The Tooth Tattoo(31)
‘Of schoolgirls? No, he wasn’t that way inclined. What he got up to was grown-up stuff and he didn’t like me asking about it.’
‘Was he gay?’
‘Harry? No, don’t get me wrong. I’ve seen how pleased he was when women came onto him. The first commandment of quartet life is that you don’t pry into each other’s goings-on, but laws are meant to be broken and I’m curious by nature, and it sounds like you are, too.’
‘He interests me for obvious reasons,’ Mel said. ‘I’ve stepped into his shoes.’
‘All I can tell you is that he covered his tracks. When we needed to get hold of him at short notice – as you do at times because of a change in arrangements – it was the devil’s own job trying to reach him. He was never at his lodgings. But you couldn’t fault him for reliability. He turned up at the hall in good time for concerts and rehearsals. Looked a little jaded on occasions, but I guess we all do from time to time.’

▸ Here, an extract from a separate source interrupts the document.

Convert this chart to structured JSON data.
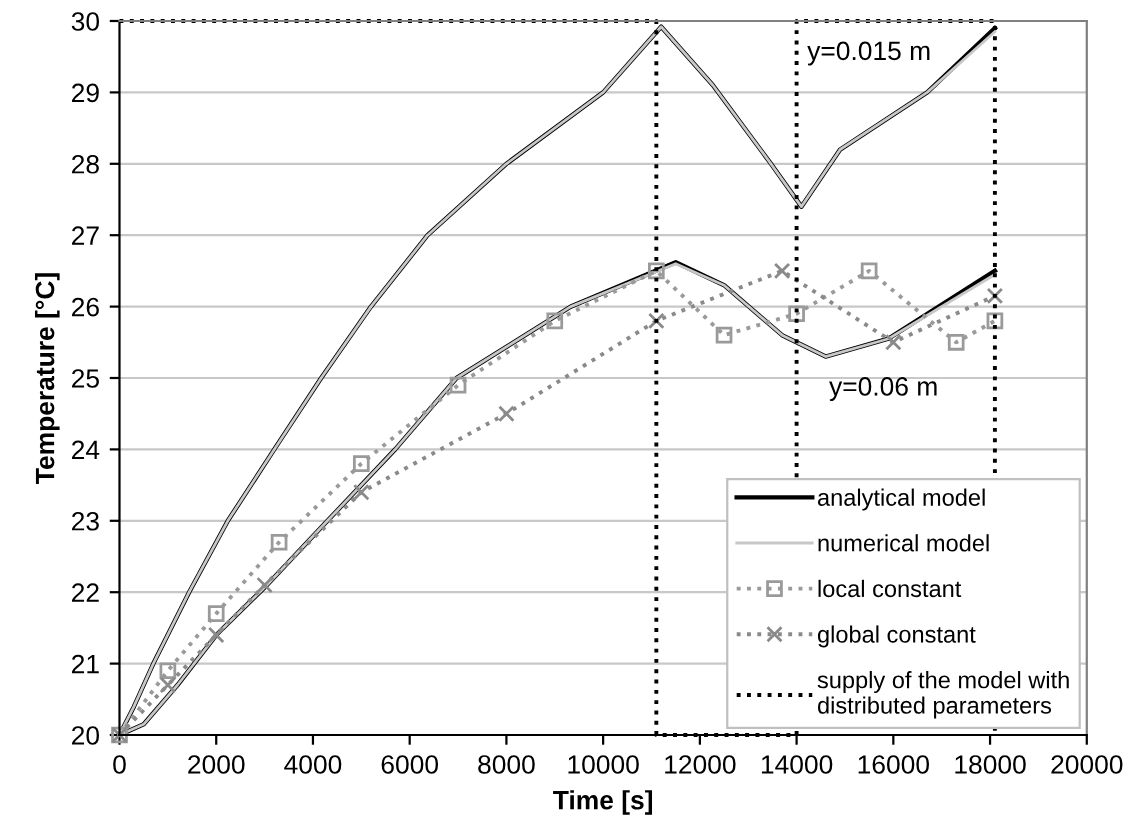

‘So when he disappeared, it came as a shock?’
‘Panic stations. We had to cancel that night’s concert with the audience already in their seats. I was all for improvising with some solo numbers, but the others couldn’t cope. Ivan was a dead loss. He’s no use at all when things go belly up. And Anthony is an ensemble player first and last. Doesn’t do solos. I could easily have given them “The Swan” and there are hundreds of pieces for the fiddle that Ivan could have picked from, but no, he insisted we cancel the show. Good thing Douglas was with us. He found a local stand-in for the remaining concerts and we got through somehow, but it wasn’t pretty.’
‘And you never heard any more from Harry?’
‘Nothing. None of us knew where he went in his time off. The embassy found that hard to believe, but it’s the way we are. So the local police didn’t know where to start looking.’
‘Do you think he’s dead?’
‘I hate to think it, because he was a lovely guy, but what else could have happened? If he’d gone on a bender that night he’d surely have got in touch when he got his head together. He needed the quartet. It was his living.’
‘He could have had an accident and lost his memory.’
‘Some kind of freak event? We can only hope, but as every day passes … You see, being the female in the group, I’m locked in, heart and soul. You guys belong to me, even bossy old Ivan, bless his little cotton socks.’
He was about to say something about the maternal instinct and stopped himself in time. She didn’t mean that at all. Behind all the brazen chat was a woman getting emotional – if not sexual – fulfilment from being so close to three men. ‘We’re lucky to have you.’
She smiled. ‘You’d better believe it.’
9
You couldn’t have mistaken it for anything else but an incident room. Desks, computers, phones. Graphic photos of the corpse, with a close-up of the tooth tattoo. A large-scale map of the Avon. Lines of enquiry listed on the whiteboard. Plenty of noise and movement from the CID regulars and civilian staff. Presiding over it all, Peter Diamond, much more his old imposing self.
‘I’ve asked for a second autopsy,’ he announced to the few members of the team who weren’t out of the building on active enquiries.
‘Can you do that?’ Halliwell asked. ‘Isn’t it the coroner’s call?’
‘The coroner isn’t God. He’s a public servant, same as you and me. I’m not satisfied, and I told him. The medic who did the first one wasn’t a forensic pathologist at all. He was a hospital man, a histopathologist. What’s that when it’s at home?’
‘Not sure.’
‘Neither am I, not at all sure. He writes a two-sheet report and comes to no conclusion except that the woman had been dead for some time. I could have told him that.’
‘He found the tooth tattoo.’
‘No, he didn’t. He asked some dental expert to look at the teeth and she spotted it. No wonder I don’t have any confidence.’
John Leaman looked up from his computer screen. ‘Histopathology: the branch of medicine concerned with changes in tissues caused by disease.’
‘There you go. It’s not disease we’re bothered about, it’s crime. No use to us at all. I want a proper forensic man like Bert Sealy. Sarcastic swine, but at least he does the job and misses nothing. You don’t get short-changed by Sealy.’